The New York State United Teachers union and the 1199 SEIU United Healthcare Workers East gave their nods of approval this week to state Sen. Frank Padavan (R−Bellerose), who is being challenged by City Councilman James Gennaro (D−Fresh Meadows) to represent the 11th State Senate District.
“On behalf of our 300,000 members, I am proud to endorse Frank Padavan, a true champion for quality health care, for re−election to the state Senate,” 1199 SEIU President George Gresham said in a release. “…All of us across the state need his independence and leadership in Albany if we hope to tackle the immense challenges we face while continuing to build on necessary reforms in health care, education and housing.”
Though 36−year incumbent Padavan said the endorsements are two of 40 endorsements that will help nudge his campaign to victory, Gennaro dismissed the support the unions threw behind his opponent’s campaign. The Democrat’s staff members pointed out that Gennaro has received a number of labor endorsements, including the United Auto Workers and the Hotel Trades Council.
“It’s ironic that Frank Padavan would be endorsed by a health care union when he was one of only 10 senators to vote against the Women’s Health and Wellness Act (S7657), which improved access to preventative health care procedures like mammograms, and one of only five extreme senators to vote against the Clinic Access and Anti−Stalking Act (S6146), which created stricter penalties for people who intentionally injure health care clinic patients and staff,” Gennaro said in an e−mail.
Padavan said he frequently supports access to mammograms, and he said he has made mammograms available for free, including sponsoring free mammography vans at Bellerose and Whitestone.
Gresham said Padavan has “led the fight” on a wide range of health care issues, including helping to keep Flushing Hospital open, modernizing Jamaica Hospital, battling to stop the consolidation of adult and child psychiatric centers, and expanding the Child Health Plus program so it covered more uninsured children.
Gennaro cited his own health care accomplishments, including sponsoring a law prohibiting smoking in public places and places of employment, supporting the Childhood Lead Poisoning Prevention Act, and sponsoring a law that requires the installation of carbon monoxide detectors in residences throughout the city.
The nod from the state teachers’ union was Padavan’s third major education endorsement, and the City’s United Federation of Teachers and the Council of School Supervisors and Administrators have also thrown their weight behind Padavan.
Gennaro criticized the state teachers’ union endorsement, saying Padavan has a “track record of pandering to special interests and only funding local schools after being forced to by a formal court order in the historic Campaign for Fiscal Equity decision.”
“Queens residents can’t trust that Frank Padavan won’t continue to shortchange our school kids during this difficult economic time,” Gennaro said via e−mail.
Padavan said he has always supported local schools and said he would not have received the three endorsements from education groups if he was not supportive of local education.
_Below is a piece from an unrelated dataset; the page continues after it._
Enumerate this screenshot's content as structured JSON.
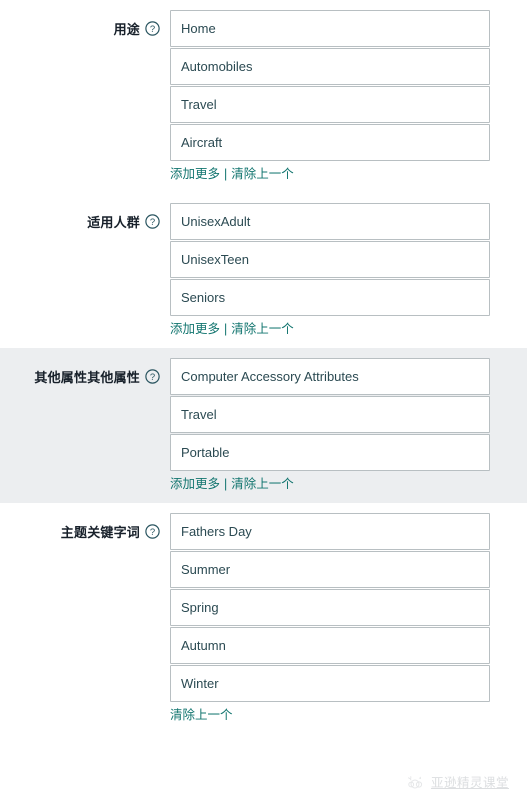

Though Election Day is less than two weeks away, Padavan and Gennaro are still fund−raising, and Mayor Michael Bloomberg hosted a $1,000−per−person fund−raiser at his East Side townhouse for Padavan Monday night.
Environmental activist Robert F. Kennedy hosted a fund−raiser for Gennaro Monday night, for which individuals paid $25 per ticket.
Gennaro has raised more than 2 1⁄2 times the amount Padavan has, and Gennaro has $435,453 in his war chest, compared to Padavan’s $164,175. Gennaro so far has spent $178,667 on his campaign, while Padavan has spent $113,610.